Margaret approached, wearing a smug look. “The vic’s got surprise painted on her face and my money says the killer put it there.”

“These killers are no Picassos.”

“They think they are. They’re posing the bodies, right?”

“Right.”

“Well, someone’s supposed to get their message.”

“Meaning?”

“Follow me on this one. The woman at the museum is shoved up the ass of a dinosaur. Our vic on the Wonder Wheel gets taken for a ride. They prop a guy from Kamikaze Central inside the cockpit of an American fighter plane for Chrissake! This pair is doling out humiliation. God knows what they had planned for the German on the bridge because the killing was interrupted and how they posed Miss Moneybags at the zoo is anybody’s guess ’cause she did a Humpty-Dumpty.”

“That’d take careful planning and a lot of smarts,” said Pearsol.

“We may be dealing with psychos. But nobody said they had to be stupid. They’ve got an agenda, these two. I say it’s spearheaded by vengeance.”

“You may be right,” Driscoll said, impressed with Margaret’s insight.

“It’s textbook. Ask any profiler and he’ll tell you these killers are inflicting punishment to match the way they were punished. Look at her,” she said, motioning to the murdered woman. “There’s no evidence of a struggle. She knew her killer.”

“That’d give us motive and would indicate the killings weren’t random. You know? I think you are right! We’ve been looking at these attacks from the wrong side. Sure! The answer may lie in what the victims had in common. Margaret, I could kiss you.”

“For now, I’m gonna settle for a pat on the back,” she said, hoping her angst wasn’t showing.

Chapter 32

“I had placed a call to the West Virginia Department of Health and Human Resources making an inquiry about this Raven’s Breath ever being part of their foster care system. A Cynthia Travis there said she’d check into it.” It was Margaret on the phone. She sounded excited. Driscoll listened intently to what she had to say. “The woman just called back, said she’d found no records in foster care but had run the name through other state agencies. On the line with her, by way of a conference call, was Pauline Curley of the North American Registry of Midwives. Her search shows a Raven’s Breath as being a midwife in 1991, residing on the Catawba Indian Reservation outside of Oak Flat. Cedric’s news article, which ID’d her as the pair’s foster parent, indicated the twins were five in 1996. The numbers add up. She probably was the midwife who assisted in their birth!”

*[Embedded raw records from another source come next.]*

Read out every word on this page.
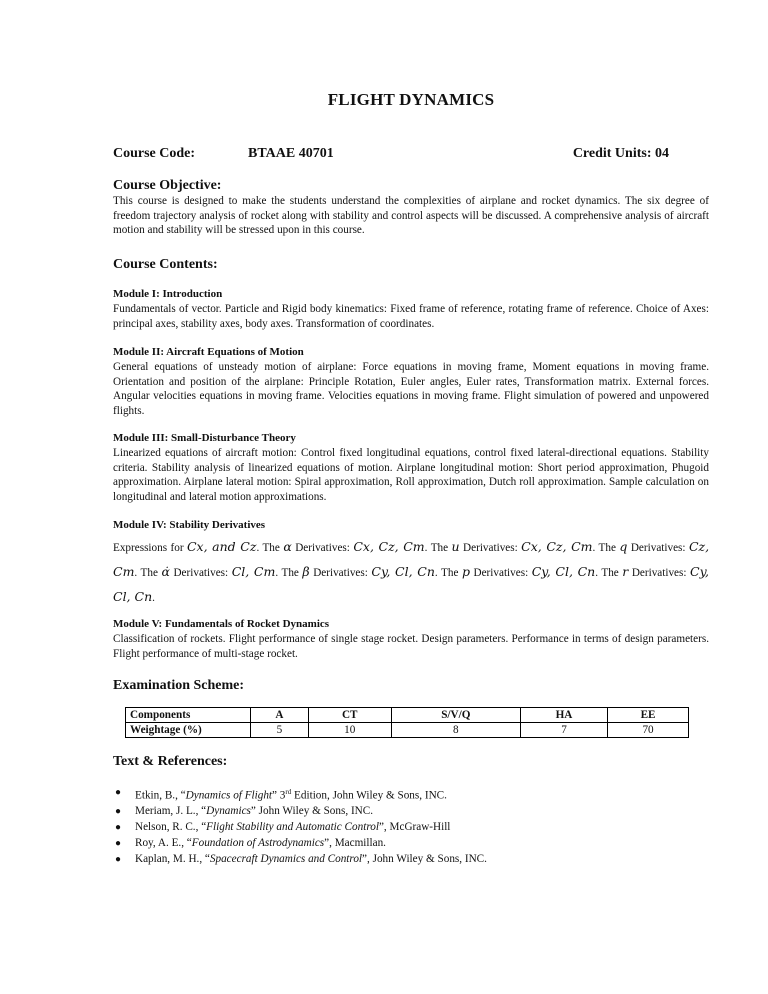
FLIGHT DYNAMICS
Course Code:	BTAAE 40701	Credit Units: 04
Course Objective:

This course is designed to make the students understand the complexities of airplane and rocket dynamics. The six degree of freedom trajectory analysis of rocket along with stability and control aspects will be discussed. A comprehensive analysis of aircraft motion and stability will be stressed upon in this course.

Course Contents:

Module I: Introduction

Fundamentals of vector. Particle and Rigid body kinematics: Fixed frame of reference, rotating frame of reference. Choice of Axes: principal axes, stability axes, body axes. Transformation of coordinates.

Module II: Aircraft Equations of Motion

General equations of unsteady motion of airplane: Force equations in moving frame, Moment equations in moving frame. Orientation and position of the airplane: Principle Rotation, Euler angles, Euler rates, Transformation matrix. External forces. Angular velocities equations in moving frame. Velocities equations in moving frame. Flight simulation of powered and unpowered flights.

Module III: Small-Disturbance Theory

Linearized equations of aircraft motion: Control fixed longitudinal equations, control fixed lateral-directional equations. Stability criteria. Stability analysis of linearized equations of motion. Airplane longitudinal motion: Short period approximation, Phugoid approximation. Airplane lateral motion: Spiral approximation, Roll approximation, Dutch roll approximation. Sample calculation on longitudinal and lateral motion approximations.

Module IV: Stability Derivatives

Expressions for Cx, and Cz. The α Derivatives: Cx, Cz, Cm. The u Derivatives: Cx, Cz, Cm. The q Derivatives: Cz, Cm. The α̇ Derivatives: Cl, Cm. The β Derivatives: Cy, Cl, Cn. The p Derivatives: Cy, Cl, Cn. The r Derivatives: Cy, Cl, Cn.

Module V: Fundamentals of Rocket Dynamics

Classification of rockets. Flight performance of single stage rocket. Design parameters. Performance in terms of design parameters. Flight performance of multi-stage rocket.

Examination Scheme:
Components	A	CT	S/V/Q	HA	EE
Weightage (%)	5	10	8	7	70
Text & References:
● Etkin, B., “Dynamics of Flight” 3rd Edition, John Wiley & Sons, INC.
● Meriam, J. L., “Dynamics” John Wiley & Sons, INC.
● Nelson, R. C., “Flight Stability and Automatic Control”, McGraw-Hill
● Roy, A. E., “Foundation of Astrodynamics”, Macmillan.
● Kaplan, M. H., “Spacecraft Dynamics and Control”, John Wiley & Sons, INC.
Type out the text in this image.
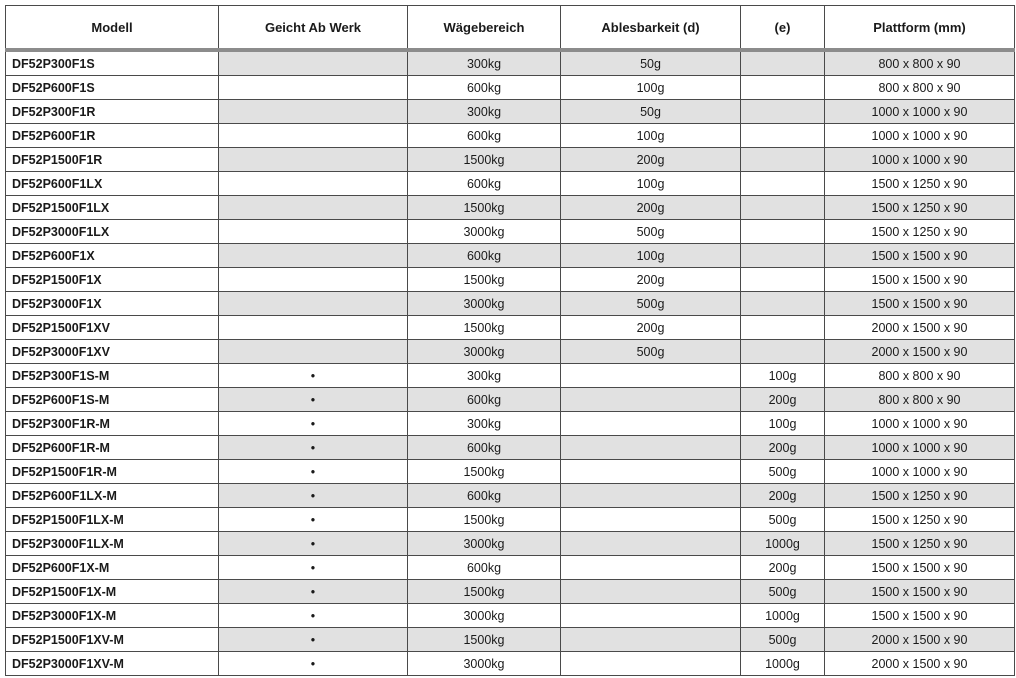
Modell	Geicht Ab Werk	Wägebereich	Ablesbarkeit (d)	(e)	Plattform (mm)
DF52P300F1S		300kg	50g		800 x 800 x 90
DF52P600F1S		600kg	100g		800 x 800 x 90
DF52P300F1R		300kg	50g		1000 x 1000 x 90
DF52P600F1R		600kg	100g		1000 x 1000 x 90
DF52P1500F1R		1500kg	200g		1000 x 1000 x 90
DF52P600F1LX		600kg	100g		1500 x 1250 x 90
DF52P1500F1LX		1500kg	200g		1500 x 1250 x 90
DF52P3000F1LX		3000kg	500g		1500 x 1250 x 90
DF52P600F1X		600kg	100g		1500 x 1500 x 90
DF52P1500F1X		1500kg	200g		1500 x 1500 x 90
DF52P3000F1X		3000kg	500g		1500 x 1500 x 90
DF52P1500F1XV		1500kg	200g		2000 x 1500 x 90
DF52P3000F1XV		3000kg	500g		2000 x 1500 x 90
DF52P300F1S-M	•	300kg		100g	800 x 800 x 90
DF52P600F1S-M	•	600kg		200g	800 x 800 x 90
DF52P300F1R-M	•	300kg		100g	1000 x 1000 x 90
DF52P600F1R-M	•	600kg		200g	1000 x 1000 x 90
DF52P1500F1R-M	•	1500kg		500g	1000 x 1000 x 90
DF52P600F1LX-M	•	600kg		200g	1500 x 1250 x 90
DF52P1500F1LX-M	•	1500kg		500g	1500 x 1250 x 90
DF52P3000F1LX-M	•	3000kg		1000g	1500 x 1250 x 90
DF52P600F1X-M	•	600kg		200g	1500 x 1500 x 90
DF52P1500F1X-M	•	1500kg		500g	1500 x 1500 x 90
DF52P3000F1X-M	•	3000kg		1000g	1500 x 1500 x 90
DF52P1500F1XV-M	•	1500kg		500g	2000 x 1500 x 90
DF52P3000F1XV-M	•	3000kg		1000g	2000 x 1500 x 90
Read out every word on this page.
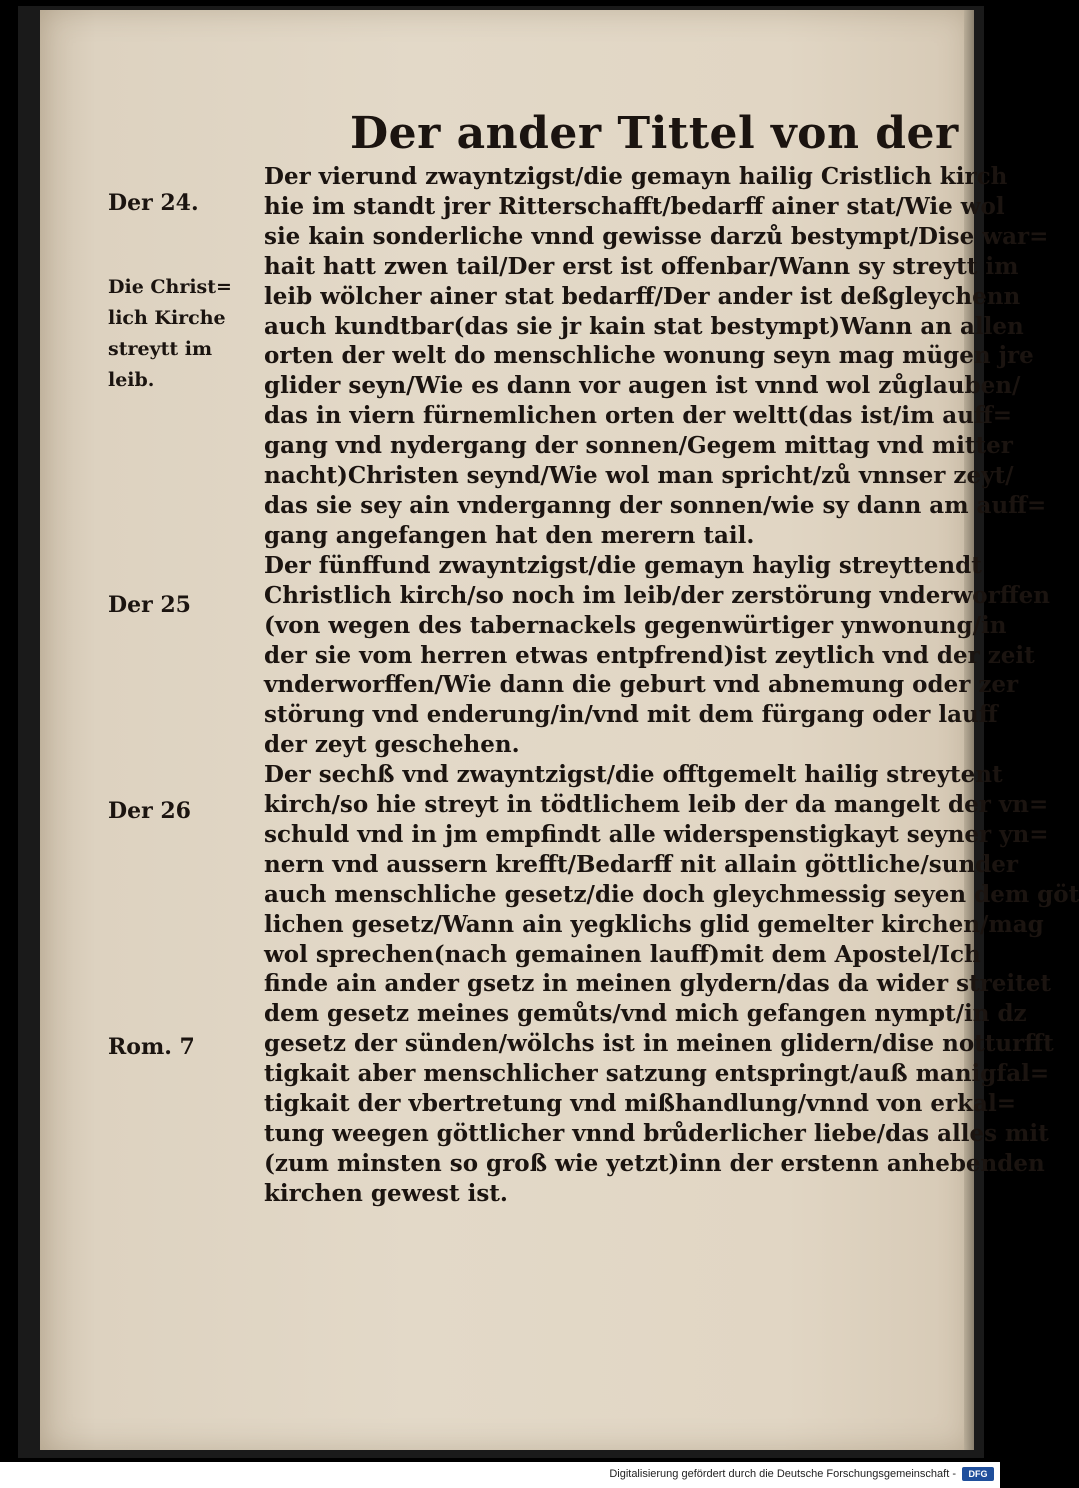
Der ander Tittel von der
Der 24.
Die Christ=
lich Kirche
streytt im
leib.
Der 25
Der 26
Rom. 7

Der vierund zwayntzigst/die gemayn hailig Cristlich kirch
hie im standt jrer Ritterschafft/bedarff ainer stat/Wie wol
sie kain sonderliche vnnd gewisse darzů bestympt/Dise war=
hait hatt zwen tail/Der erst ist offenbar/Wann sy streytt im
leib wölcher ainer stat bedarff/Der ander ist deßgleychenn
auch kundtbar(das sie jr kain stat bestympt)Wann an allen
orten der welt do menschliche wonung seyn mag mügen jre
glider seyn/Wie es dann vor augen ist vnnd wol zůglauben/
das in viern fürnemlichen orten der weltt(das ist/im auff=
gang vnd nydergang der sonnen/Gegem mittag vnd mitter
nacht)Christen seynd/Wie wol man spricht/zů vnnser zeyt/
das sie sey ain vnderganng der sonnen/wie sy dann am auff=
gang angefangen hat den merern tail.

Der fünffund zwayntzigst/die gemayn haylig streyttendt
Christlich kirch/so noch im leib/der zerstörung vnderworffen
(von wegen des tabernackels gegenwürtiger ynwonung/in
der sie vom herren etwas entpfrend)ist zeytlich vnd der zeit
vnderworffen/Wie dann die geburt vnd abnemung oder zer
störung vnd enderung/in/vnd mit dem fürgang oder lauff
der zeyt geschehen.

Der sechß vnd zwayntzigst/die offtgemelt hailig streytent
kirch/so hie streyt in tödtlichem leib der da mangelt der vn=
schuld vnd in jm empfindt alle widerspenstigkayt seyner yn=
nern vnd aussern krefft/Bedarff nit allain göttliche/sunder
auch menschliche gesetz/die doch gleychmessig seyen dem göt
lichen gesetz/Wann ain yegklichs glid gemelter kirchen/mag
wol sprechen(nach gemainen lauff)mit dem Apostel/Ich
finde ain ander gsetz in meinen glydern/das da wider streitet
dem gesetz meines gemůts/vnd mich gefangen nympt/in dz
gesetz der sünden/wölchs ist in meinen glidern/dise notturfft
tigkait aber menschlicher satzung entspringt/auß manigfal=
tigkait der vbertretung vnd mißhandlung/vnnd von erkal=
tung weegen göttlicher vnnd brůderlicher liebe/das alles mit
(zum minsten so groß wie yetzt)inn der erstenn anhebenden
kirchen gewest ist.

Digitalisierung gefördert durch die Deutsche Forschungsgemeinschaft -	DFG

“Great work, Sergeant. I’d say it’s time to have a powwow with the Indians. While I’m gone, I want you and Cedric to check into the backgrounds of the vics. We’ll run with your theory. See if they share anything in common that would warrant a set of twins wanting them dead.”

“On it.”

Driscoll wasn’t fond of flying. Once the aircraft came to a complete stop on a regional airfield outside of Healing Springs, Virginia, he stood and grabbed his carry-on luggage. Anxious to get on with the investigation, he stepped onto the tarmac and headed for the Avis Car Rental Booth to secure the Dodge Intrepid he had reserved.

Traveling north on Route 220, he paralleled the Allegheny Mountains. The sun had climbed high in the sky, casting shadows on the red clay and evergreen mix that made up the countryside. He crossed the border into West Virginia at a town called Harper. It boasted a convenience store, an Exxon station, a single-screen movie theater, and a bait-and-tackle shop. Driscoll followed the instructions of a gas station attendant and climbed the side of the mountain into Oak Flat, destined for the Catawba Indian Reservation, which spread for two miles beyond the northern edge of town.